En marge du Forum social mondial de Bamako :

le bien-fondé du prélèvement compensatoire

(taxe de compensation des subventions)

J'ai été frappé en circulant dans la ville de Bamako par le nombre important de publicités en faveur de la consommation de lait ou de produits laitiers. J'ai cherché à savoir ce qui se cachait sous les différentes marques qui s'étalaient sur les tableaux publicitaires. Je n'ai trouvé que des produits laitiers fabriqué à partir de lait en poudre exporté par l'Union Européenne.

Auparavant, sur la route, en venant du Burkina Faso, nous nous sommes arrêtés pour visiter deux laiteries. La première à Sikasso. Nous avons demandé l'autorisation de visiter la laiterie qui annonçait des produits laitiers "au lait pur de vache". La visite nous a été refusé sous prétexte qu'à l'heure où nous nous sommes présentés, il n'y avait pas de lait à transformer. Après quelques minutes de conversation, le gérant nous a avoué qu'il ne transformait, en ce mois de janvier, que du lait en poudre importé. La laiterie avait été mise en place pour transformer le lait produit localement. Mais pour des raisons financières, ils avaient abandonné le lait local au profit du lait en poudre importé venu d'Europe. Le problème est simple : en janvier la production locale est en forte diminution et donc le prix du lait frais augmente. Il faut compter 300 F pour acheter un litre de lait frais alors qu'avec 200 F on peut acheter suffisamment de poudre de lait importé pour reconstituer un litre de lait...

Nous avons poursuivi notre route jusqu'à Koumantou où nous sommes tombé sur une très belle laiterie remise à neuf. Nous avons été très bien accueilli. Nous avons pu visiter les différentes salles. Pendant notre visite, nous avons vu, par deux fois, de jeunes éleveurs livrer du lait frais. L'un deux était en moto, l'autre en vélo. En échangeant avec le responsable nous avons essayé de comprendre pourquoi leur laiterie continuait à pouvoir se fournir en lait local alors que d'autres avaient du abandonner. Nous avons compris que la laiterie fonctionnait sur le mode d'une coopérative dont les groupements d'éleveurs des environs étaient membres. C'est dire qu'un important travail en amont de la laiterie proprement dite avait été réalisé pour que tous les bénéficiaires se sentent partie prenante. Nous avons deviné également que les membres de la laiterie - producteurs et transformateurs - devaient se contenter de gains faibles puisque sur place, la laiterie cédait son lait pasteurisé à 300 F le litre.

Et voilà qu'au retour de Bamako, je reçois deux documents.
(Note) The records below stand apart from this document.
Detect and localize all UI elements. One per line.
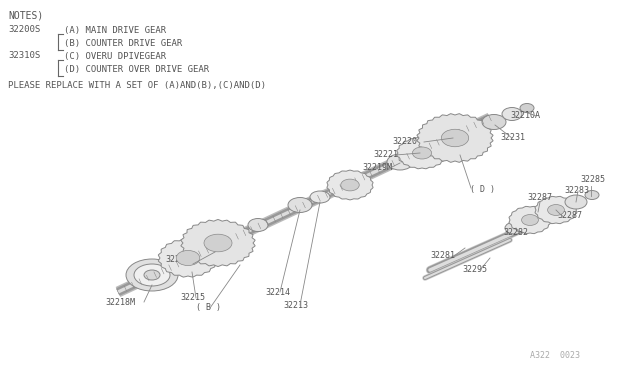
Ellipse shape xyxy=(522,215,538,225)
Text: 32283: 32283 xyxy=(564,186,589,195)
Ellipse shape xyxy=(412,147,431,159)
Text: 32310S: 32310S xyxy=(8,51,40,60)
Text: (A) MAIN DRIVE GEAR: (A) MAIN DRIVE GEAR xyxy=(64,26,166,35)
Polygon shape xyxy=(327,170,373,200)
Ellipse shape xyxy=(204,234,232,252)
Ellipse shape xyxy=(310,191,330,203)
Text: 32287: 32287 xyxy=(527,193,552,202)
Text: 32219M: 32219M xyxy=(362,163,392,172)
Text: PLEASE REPLACE WITH A SET OF (A)AND(B),(C)AND(D): PLEASE REPLACE WITH A SET OF (A)AND(B),(… xyxy=(8,81,266,90)
Text: 32220: 32220 xyxy=(392,137,417,146)
Ellipse shape xyxy=(442,129,468,147)
Text: 32200S: 32200S xyxy=(8,25,40,34)
Text: ( D ): ( D ) xyxy=(470,185,495,194)
Ellipse shape xyxy=(134,264,170,286)
Text: 32282: 32282 xyxy=(503,228,528,237)
Polygon shape xyxy=(158,239,218,277)
Ellipse shape xyxy=(248,218,268,231)
Ellipse shape xyxy=(176,250,200,266)
Text: 32213: 32213 xyxy=(283,301,308,310)
Text: 32221: 32221 xyxy=(373,150,398,159)
Text: (C) OVERU DPIVEGEAR: (C) OVERU DPIVEGEAR xyxy=(64,52,166,61)
Text: 32214: 32214 xyxy=(265,288,290,297)
Text: 32287: 32287 xyxy=(557,211,582,220)
Ellipse shape xyxy=(565,195,587,209)
Text: 32295: 32295 xyxy=(462,265,487,274)
Polygon shape xyxy=(181,219,255,267)
Ellipse shape xyxy=(144,270,160,280)
Text: 32210A: 32210A xyxy=(510,111,540,120)
Text: 32231: 32231 xyxy=(500,133,525,142)
Text: 32218M: 32218M xyxy=(105,298,135,307)
Ellipse shape xyxy=(340,179,359,191)
Ellipse shape xyxy=(548,205,564,215)
Polygon shape xyxy=(417,114,493,162)
Ellipse shape xyxy=(520,103,534,112)
Polygon shape xyxy=(535,196,577,224)
Polygon shape xyxy=(509,206,551,234)
Ellipse shape xyxy=(288,198,312,212)
Ellipse shape xyxy=(482,115,506,129)
Polygon shape xyxy=(397,137,447,169)
Ellipse shape xyxy=(126,259,178,291)
Text: A322  0023: A322 0023 xyxy=(530,351,580,360)
Text: (B) COUNTER DRIVE GEAR: (B) COUNTER DRIVE GEAR xyxy=(64,39,182,48)
Ellipse shape xyxy=(502,108,522,121)
Ellipse shape xyxy=(505,222,525,234)
Text: NOTES): NOTES) xyxy=(8,10,44,20)
Text: (D) COUNTER OVER DRIVE GEAR: (D) COUNTER OVER DRIVE GEAR xyxy=(64,65,209,74)
Text: 32219: 32219 xyxy=(165,255,190,264)
Text: 32285: 32285 xyxy=(580,175,605,184)
Text: 32281: 32281 xyxy=(430,251,455,260)
Text: ( B ): ( B ) xyxy=(196,303,221,312)
Text: 32215: 32215 xyxy=(180,293,205,302)
Ellipse shape xyxy=(387,154,413,170)
Ellipse shape xyxy=(585,190,599,199)
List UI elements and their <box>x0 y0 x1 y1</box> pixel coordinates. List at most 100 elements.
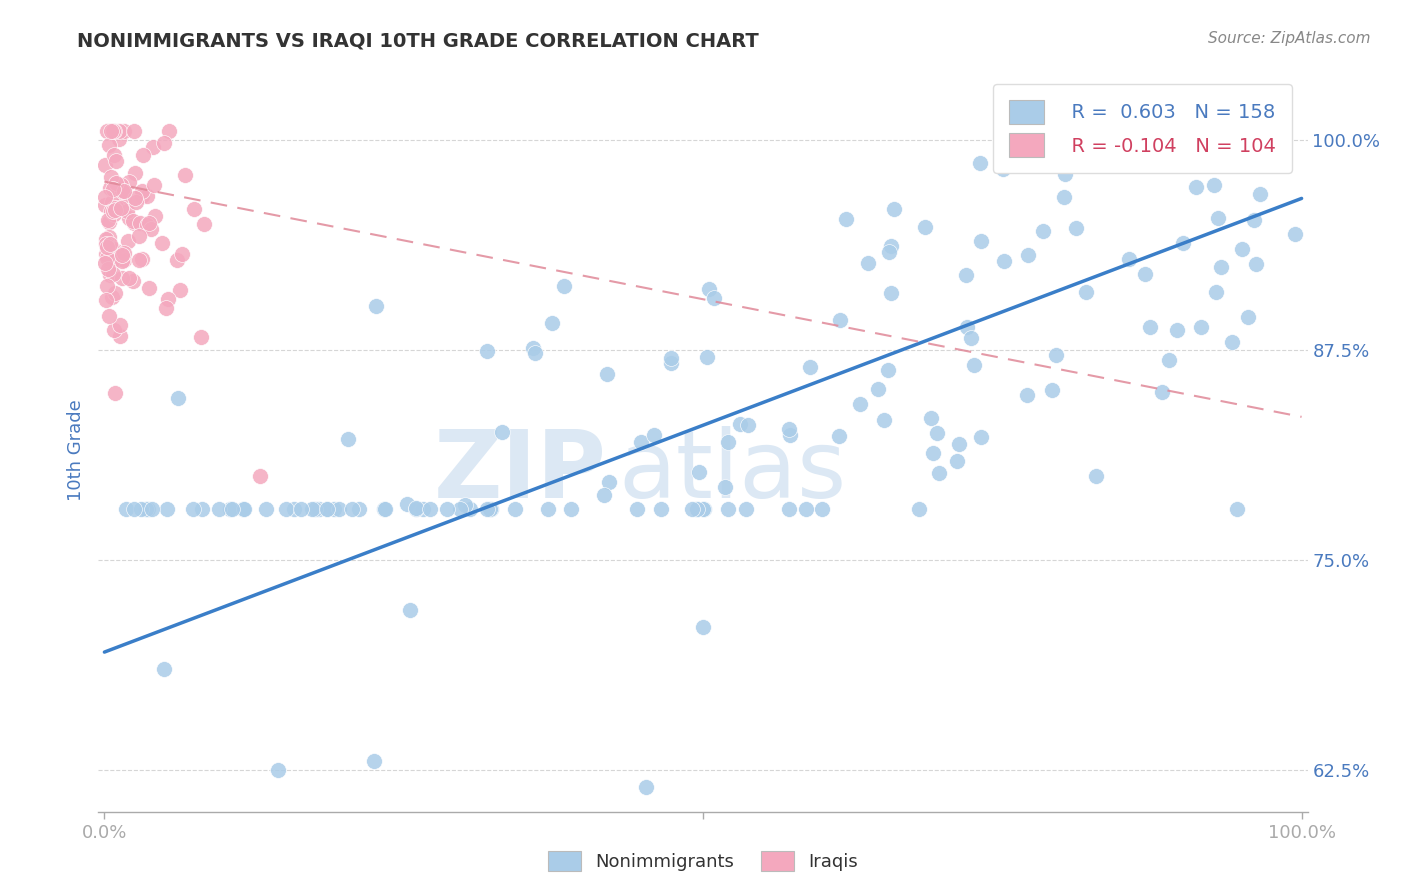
Point <box>98 237 121 252</box>
Point <box>696 350 718 364</box>
Point <box>112 253 135 268</box>
Point <box>103 322 125 336</box>
Point <box>103 202 125 216</box>
Point <box>1206 211 1229 226</box>
Point <box>880 286 903 301</box>
Point <box>728 417 751 431</box>
Point <box>97 215 120 229</box>
Point <box>419 502 441 516</box>
Point <box>928 467 950 481</box>
Point <box>1184 180 1206 194</box>
Point <box>1220 335 1243 350</box>
Point <box>948 437 970 451</box>
Point <box>1064 221 1087 235</box>
Point <box>96 124 118 138</box>
Point <box>479 502 502 516</box>
Point <box>643 428 665 442</box>
Point <box>315 502 337 516</box>
Point <box>1045 347 1067 361</box>
Point <box>221 502 243 516</box>
Point <box>191 502 214 516</box>
Point <box>122 124 145 138</box>
Point <box>172 247 194 261</box>
Point <box>1017 388 1039 402</box>
Point <box>848 397 870 411</box>
Point <box>101 204 124 219</box>
Point <box>111 184 134 198</box>
Point <box>167 392 190 406</box>
Point <box>101 241 124 255</box>
Point <box>872 413 894 427</box>
Point <box>340 502 363 516</box>
Point <box>856 256 879 270</box>
Point <box>111 247 134 261</box>
Point <box>1166 323 1188 337</box>
Text: ZIP: ZIP <box>433 426 606 518</box>
Point <box>301 502 323 516</box>
Point <box>97 310 120 324</box>
Point <box>181 502 204 516</box>
Point <box>135 219 157 233</box>
Point <box>105 202 128 216</box>
Y-axis label: 10th Grade: 10th Grade <box>66 400 84 501</box>
Point <box>1182 124 1205 138</box>
Point <box>128 253 150 268</box>
Point <box>713 480 735 494</box>
Point <box>626 502 648 516</box>
Point <box>104 386 127 401</box>
Point <box>193 217 215 231</box>
Point <box>131 185 153 199</box>
Text: atlas: atlas <box>619 426 846 518</box>
Point <box>879 239 901 253</box>
Point <box>405 502 427 516</box>
Point <box>94 293 117 308</box>
Point <box>449 502 471 516</box>
Point <box>914 220 936 235</box>
Point <box>1284 227 1306 242</box>
Point <box>97 261 120 276</box>
Point <box>121 274 143 288</box>
Point <box>946 454 969 468</box>
Point <box>100 169 122 184</box>
Point <box>1226 502 1249 516</box>
Point <box>630 434 652 449</box>
Point <box>267 763 290 777</box>
Point <box>98 255 121 269</box>
Point <box>907 502 929 516</box>
Point <box>157 292 180 306</box>
Point <box>124 502 146 516</box>
Point <box>153 662 176 676</box>
Point <box>96 252 118 266</box>
Point <box>1076 285 1098 299</box>
Point <box>395 497 418 511</box>
Point <box>128 228 150 243</box>
Point <box>475 502 498 516</box>
Point <box>100 194 122 209</box>
Point <box>560 502 582 516</box>
Point <box>1133 268 1156 282</box>
Point <box>1244 257 1267 271</box>
Point <box>737 417 759 432</box>
Point <box>141 139 163 153</box>
Point <box>143 178 166 192</box>
Point <box>650 502 672 516</box>
Point <box>101 182 124 196</box>
Point <box>969 156 991 170</box>
Point <box>129 502 152 516</box>
Point <box>1032 223 1054 237</box>
Point <box>100 124 122 138</box>
Point <box>111 253 134 268</box>
Point <box>131 252 153 267</box>
Point <box>883 202 905 216</box>
Point <box>103 207 125 221</box>
Point <box>152 235 174 250</box>
Point <box>174 168 197 182</box>
Point <box>107 124 129 138</box>
Point <box>101 290 124 304</box>
Point <box>959 331 981 345</box>
Point <box>108 328 131 343</box>
Point <box>98 268 121 282</box>
Point <box>794 502 817 516</box>
Point <box>524 346 547 360</box>
Point <box>131 188 153 202</box>
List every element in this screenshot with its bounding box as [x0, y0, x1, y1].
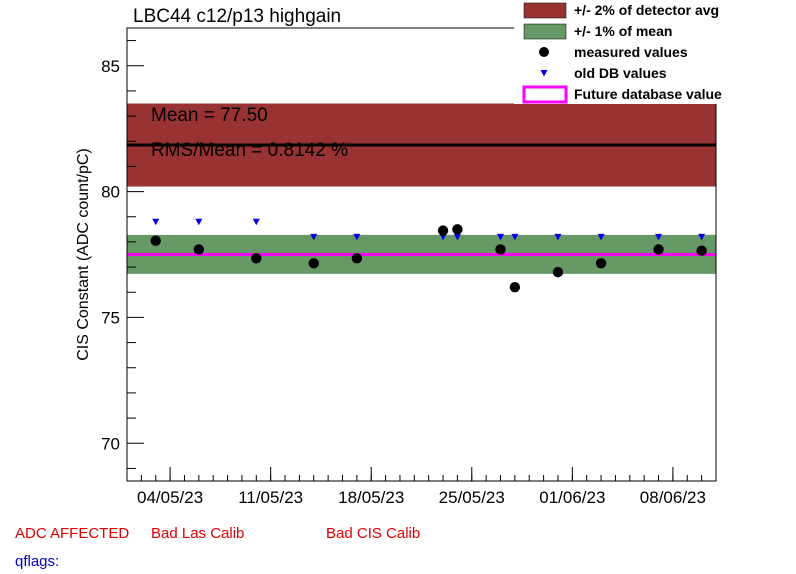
- y-tick-label: 80: [101, 183, 120, 202]
- old-db-marker: [511, 233, 519, 241]
- measured-point: [696, 245, 707, 256]
- legend-label: old DB values: [574, 65, 667, 81]
- chart-title: LBC44 c12/p13 highgain: [133, 6, 342, 27]
- measured-point: [150, 235, 161, 246]
- measured-point: [437, 225, 449, 236]
- reference-lines-layer: [127, 143, 716, 256]
- axes-layer: 70 75 80 85 04/05/23 11/05/23 18/05/23 25/05/23…: [75, 40, 717, 507]
- x-tick-label: 25/05/23: [439, 488, 505, 507]
- old-db-marker: [152, 218, 160, 226]
- bad-las-calib-flag: Bad Las Calib: [151, 525, 245, 542]
- old-db-marker: [597, 233, 605, 241]
- y-tick-label: 85: [101, 57, 120, 76]
- legend-dot: [539, 47, 549, 57]
- legend-label: measured values: [574, 44, 688, 60]
- measured-point: [452, 224, 463, 235]
- qflags-label: qflags:: [15, 553, 60, 570]
- y-tick-label: 75: [101, 308, 120, 327]
- old-db-marker: [252, 218, 260, 226]
- old-db-marker: [698, 233, 706, 241]
- legend-line-swatch: [522, 85, 568, 104]
- rms-annotation: RMS/Mean = 0.8142 %: [151, 140, 348, 161]
- y-axis-title: CIS Constant (ADC count/pC): [75, 148, 92, 361]
- x-tick-label: 01/06/23: [539, 488, 605, 507]
- measured-point: [595, 258, 607, 269]
- old-db-marker: [554, 233, 562, 241]
- legend-label: +/- 1% of mean: [574, 23, 672, 39]
- measured-point: [552, 266, 564, 278]
- x-tick-label: 11/05/23: [238, 488, 303, 507]
- bands-layer: [127, 103, 716, 274]
- mean-annotation: Mean = 77.50: [151, 105, 268, 126]
- x-tick-label: 18/05/23: [338, 488, 404, 507]
- measured-point: [351, 253, 363, 264]
- legend-label: Future database value: [574, 86, 722, 102]
- points-layer: [150, 218, 707, 293]
- x-tick-label: 04/05/23: [137, 488, 203, 507]
- legend-triangle: [540, 70, 548, 77]
- legend-layer: +/- 2% of detector avg +/- 1% of mean meas…: [514, 0, 746, 104]
- old-db-marker: [655, 233, 663, 241]
- x-tick-label: 08/06/23: [640, 488, 706, 507]
- adc-affected-flag: ADC AFFECTED: [15, 525, 130, 542]
- y-tick-label: 70: [101, 434, 120, 453]
- old-db-marker: [310, 233, 318, 241]
- old-db-marker: [439, 233, 447, 241]
- legend-swatch: [523, 23, 567, 40]
- measured-point: [509, 282, 521, 293]
- old-db-marker: [453, 233, 461, 241]
- measured-point: [251, 253, 262, 264]
- plot-frame: [126, 27, 717, 482]
- old-db-marker: [497, 233, 505, 241]
- measured-point: [308, 258, 319, 269]
- measured-point: [193, 244, 205, 255]
- measured-point: [653, 244, 664, 255]
- old-db-marker: [353, 233, 361, 241]
- legend-swatch: [523, 2, 567, 19]
- legend-label: +/- 2% of detector avg: [574, 2, 719, 18]
- measured-point: [495, 244, 506, 255]
- old-db-marker: [195, 218, 203, 226]
- bad-cis-calib-flag: Bad CIS Calib: [326, 525, 421, 542]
Le premier est une étude très détaillé intitulée :


Le dumping total des produits laitiers de l'Union européenne de 1996 à 2002
par Jacques Berthelot, de Solidarité (http://solidarite.asso.fr) du 2 février 2006. L'étude montre que pour 2006 le dumping total des produits laitiers de l'Union Européenne sera de l'ordre de 38 %.

Le second rend compte du memorandum présenté par la commission de l'agriculture de la CEDEAO à la rencontre des chefs d'Etats du 12/01/2006. Ce document propose de protéger davantage certaines productions agricoles (jusqu'à 50 %, alors qu'à l'intérieur de l'UEMOA le maximum est actuellement de 20 %). Il propose également de mettre en place trois mécanismes complémentaires.

1. Un mécanisme de sauvegarde pour l'agriculture.

2. Une taxe dégressive de protection.

3. Un prélèvement compensatoire.

Ce dernier est destiné à neutraliser les effets de concurrence déloyale induits par les subventions des pays exportateurs.

C'est ce mécanisme qui nous intéresse ici. Voyons ce que cela entraînerait s'il était appliqué au lait en poudre importé de l'Europe. Faisons l'hypothèse que ces subventions sont répercutées intégralement sur les prix de vente. Un produit qui, sans subvention, aurait été vendu 100 F à l'exportation, sera vendu 62 F (grâce au dumping de 38 %). On va donc lui appliquer un prélèvement de 61 %, pour effacer ce dumping. Il "retrouve" ainsi sa valeur réelle : 100 F. Sur ces 100 F, nous pouvons maintenant appliquer les droits de douane ordinaires de l'ordre de 5 à 20 % actuellement (à l'intérieur de l'UEMOA).

En appliquant un tel mécanisme au lait en poudre, le prix d'un litre de lait reconstitué passerait de 200 F à 380 F. Le lait local serait à nouveau concurrentiel. Tout ou partie de ce prélèvement pourrait être orienté vers le développement de la filière lait. Cela permettrait, notamment, d'accompagner les éleveurs (en amont des laiteries) pour mettre en place un réseau de distribution d'aliments pour bétail... Et en quelques années la production de lait, encore faible, pourrait croître rapidement.